Network breadth refers to the geographic spread of providers, specifically whether care is accessible across the areas where your employees live and work. Network depth refers to the number of available options within a given specialty and geography, which determines whether employees can actually get appointments in a reasonable timeframe rather than waiting months on a waitlist. A plan can have broad geographic coverage but thin depth in key specialties. Evaluating both dimensions gives a more accurate picture of what employees will actually experience than looking at either dimension alone.

Can employers negotiate to add specific providers or hospitals to a plan's network?

Employers can make this request, and for mid-market accounts, carriers will sometimes accommodate it through direct contract additions or single-case agreement arrangements. Whether this is feasible depends on the carrier's existing relationship with the provider, the employer group's size, and the negotiating leverage each party holds. It is worth asking explicitly rather than assuming the network is fixed. A request that gets accommodated preserves employee provider relationships that might otherwise drive dissatisfaction with the transition.

How does network adequacy apply when evaluating a PEO?

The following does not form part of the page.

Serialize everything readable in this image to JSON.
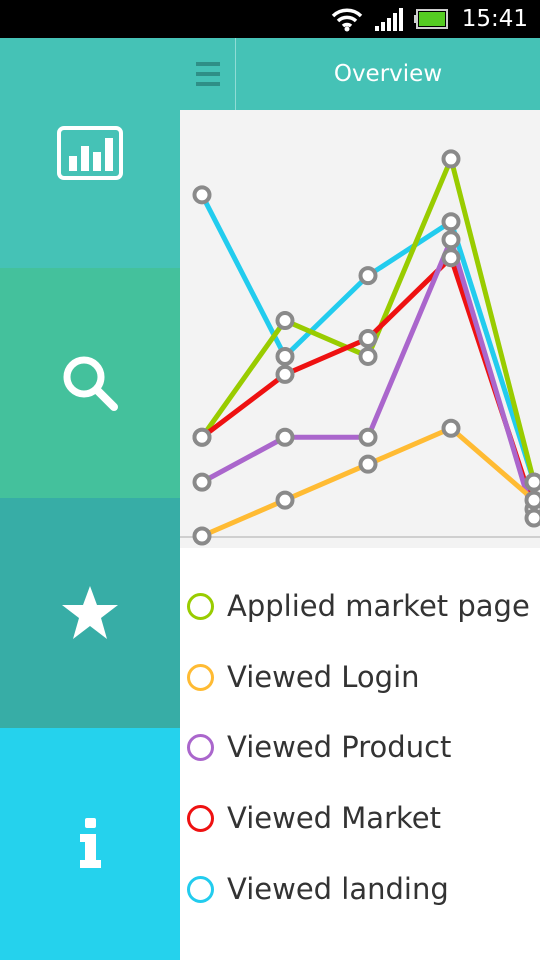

When employers join a professional employer organization, they typically access the PEO's master plan and its associated network rather than selecting their own network independently. This means the PEO's network, which is designed around a broad multi-employer population rather than your specific workforce, may or may not align well with your employees' existing provider relationships. Evaluating PEO network adequacy using the same framework as direct plan evaluation is a step many employers skip during the PEO selection process, and it explains some of the dissatisfaction that surfaces after joining a PEO when employees discover mid-year that providers they counted on are outside the new network.